The most recent decision ordered Kenneth Blake to pay $60,000 in costs to applicant Patricia Geddes and $31,695.13 to applicants Bruce Howard Blake and Kathryn Joan Homes. In the costs award, Daley cited “clear breach of duty by counsel for the respondents.”
Daley said that neither counsel raised Wall v. Shaw, 2018 ONCA 929, which was published in November 2018 but upheld a decision from March 2018. The Wall v. Shaw case was relevant to the Blake v. Blake case, said Daley, because it concluded that a notice of objection in an estate case is not subject to the limitation period within the Limitations Act.

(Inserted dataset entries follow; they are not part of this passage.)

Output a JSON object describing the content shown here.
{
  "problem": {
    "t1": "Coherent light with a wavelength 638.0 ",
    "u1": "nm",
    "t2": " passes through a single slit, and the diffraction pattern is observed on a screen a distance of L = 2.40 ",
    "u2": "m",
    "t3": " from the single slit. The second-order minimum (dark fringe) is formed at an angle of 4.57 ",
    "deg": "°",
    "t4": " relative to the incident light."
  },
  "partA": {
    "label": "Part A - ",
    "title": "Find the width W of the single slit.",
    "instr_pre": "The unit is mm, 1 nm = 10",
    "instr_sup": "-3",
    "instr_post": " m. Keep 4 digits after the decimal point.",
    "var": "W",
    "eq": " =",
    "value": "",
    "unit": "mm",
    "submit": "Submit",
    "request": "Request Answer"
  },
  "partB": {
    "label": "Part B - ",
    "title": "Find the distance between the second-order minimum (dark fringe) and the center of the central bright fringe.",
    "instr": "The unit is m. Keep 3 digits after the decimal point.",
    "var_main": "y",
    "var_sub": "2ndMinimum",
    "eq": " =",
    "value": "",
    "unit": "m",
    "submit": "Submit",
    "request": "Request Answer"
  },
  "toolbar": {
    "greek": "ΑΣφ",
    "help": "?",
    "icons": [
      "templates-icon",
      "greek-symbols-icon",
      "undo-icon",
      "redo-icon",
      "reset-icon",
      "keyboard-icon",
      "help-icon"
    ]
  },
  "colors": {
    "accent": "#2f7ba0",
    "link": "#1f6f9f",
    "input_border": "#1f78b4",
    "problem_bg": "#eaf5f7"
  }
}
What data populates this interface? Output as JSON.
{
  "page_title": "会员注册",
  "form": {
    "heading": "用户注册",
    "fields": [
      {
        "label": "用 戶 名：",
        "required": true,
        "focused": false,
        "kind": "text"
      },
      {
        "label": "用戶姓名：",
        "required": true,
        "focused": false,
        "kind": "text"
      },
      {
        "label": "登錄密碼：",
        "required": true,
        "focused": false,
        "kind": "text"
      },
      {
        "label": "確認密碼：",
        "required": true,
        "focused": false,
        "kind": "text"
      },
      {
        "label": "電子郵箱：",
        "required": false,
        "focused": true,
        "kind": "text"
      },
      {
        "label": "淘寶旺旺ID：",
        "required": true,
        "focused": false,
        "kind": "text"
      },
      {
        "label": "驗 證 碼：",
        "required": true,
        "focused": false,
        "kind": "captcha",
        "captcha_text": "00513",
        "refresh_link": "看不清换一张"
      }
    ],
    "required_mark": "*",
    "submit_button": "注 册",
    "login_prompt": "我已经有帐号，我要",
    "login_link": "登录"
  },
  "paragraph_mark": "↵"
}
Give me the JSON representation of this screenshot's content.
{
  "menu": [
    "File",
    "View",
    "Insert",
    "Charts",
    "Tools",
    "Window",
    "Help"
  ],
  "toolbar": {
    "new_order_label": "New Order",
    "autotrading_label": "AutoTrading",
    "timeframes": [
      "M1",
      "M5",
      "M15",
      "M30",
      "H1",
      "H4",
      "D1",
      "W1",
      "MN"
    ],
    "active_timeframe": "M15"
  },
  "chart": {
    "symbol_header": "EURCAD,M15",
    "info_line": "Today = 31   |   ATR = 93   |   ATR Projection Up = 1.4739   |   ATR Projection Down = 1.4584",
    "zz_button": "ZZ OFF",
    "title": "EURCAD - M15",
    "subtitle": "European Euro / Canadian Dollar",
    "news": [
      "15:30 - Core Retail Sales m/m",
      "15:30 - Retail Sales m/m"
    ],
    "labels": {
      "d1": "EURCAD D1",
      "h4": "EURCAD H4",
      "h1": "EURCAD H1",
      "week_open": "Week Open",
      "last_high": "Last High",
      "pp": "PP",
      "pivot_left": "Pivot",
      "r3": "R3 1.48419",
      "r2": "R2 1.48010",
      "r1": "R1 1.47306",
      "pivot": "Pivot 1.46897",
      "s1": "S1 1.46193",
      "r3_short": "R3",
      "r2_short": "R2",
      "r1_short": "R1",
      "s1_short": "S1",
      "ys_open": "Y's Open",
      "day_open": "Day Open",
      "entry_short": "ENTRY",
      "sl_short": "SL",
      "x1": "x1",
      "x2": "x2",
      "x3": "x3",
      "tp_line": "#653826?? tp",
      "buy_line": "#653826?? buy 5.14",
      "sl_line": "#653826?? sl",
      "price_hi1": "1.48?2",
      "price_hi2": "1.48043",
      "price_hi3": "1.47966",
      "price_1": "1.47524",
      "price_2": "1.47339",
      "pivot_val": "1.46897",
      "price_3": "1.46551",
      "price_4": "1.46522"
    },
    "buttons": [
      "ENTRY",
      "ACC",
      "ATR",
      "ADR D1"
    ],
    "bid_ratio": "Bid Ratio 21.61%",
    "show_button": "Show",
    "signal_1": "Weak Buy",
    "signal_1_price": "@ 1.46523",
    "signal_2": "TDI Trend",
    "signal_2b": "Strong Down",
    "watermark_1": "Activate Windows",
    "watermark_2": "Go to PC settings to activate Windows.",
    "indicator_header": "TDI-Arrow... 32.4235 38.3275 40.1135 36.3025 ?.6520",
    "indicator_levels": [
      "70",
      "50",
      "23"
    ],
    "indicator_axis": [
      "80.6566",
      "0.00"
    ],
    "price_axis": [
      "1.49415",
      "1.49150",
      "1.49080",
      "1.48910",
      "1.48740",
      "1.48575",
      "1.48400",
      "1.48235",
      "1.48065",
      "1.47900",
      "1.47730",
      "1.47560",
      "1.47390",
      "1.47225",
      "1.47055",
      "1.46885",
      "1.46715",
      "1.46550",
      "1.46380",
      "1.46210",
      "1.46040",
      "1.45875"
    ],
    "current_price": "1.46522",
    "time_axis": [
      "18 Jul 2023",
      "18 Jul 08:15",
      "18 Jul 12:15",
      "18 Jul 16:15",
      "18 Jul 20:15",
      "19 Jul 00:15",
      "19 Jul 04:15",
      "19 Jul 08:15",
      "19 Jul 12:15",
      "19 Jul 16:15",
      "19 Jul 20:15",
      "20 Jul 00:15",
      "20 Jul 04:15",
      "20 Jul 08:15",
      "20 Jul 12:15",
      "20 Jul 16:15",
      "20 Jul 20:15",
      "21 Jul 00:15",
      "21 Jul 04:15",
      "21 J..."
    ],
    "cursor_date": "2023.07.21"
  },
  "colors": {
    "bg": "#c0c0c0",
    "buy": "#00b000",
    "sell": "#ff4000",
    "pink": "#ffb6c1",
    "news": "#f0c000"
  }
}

“These decisions were directly on point with the limitation issue as raised by the respondents and immediately disposed of their submissions on the limitation period,” wrote Daley. “In the course of considering the law in this area, while my decision was under reserve, an estates litigation blog commentary dated November 16, 2018, also came to my attention entitled ‘Is a Notice of Objection to Accounts Subject to a Limitation Period?’ It is most noteworthy that this blog was written by solicitor Charles Wagner on behalf of his law firm Wagner Sidlofsky. This is the one and the same law firm that the respondents’ counsel practices with.”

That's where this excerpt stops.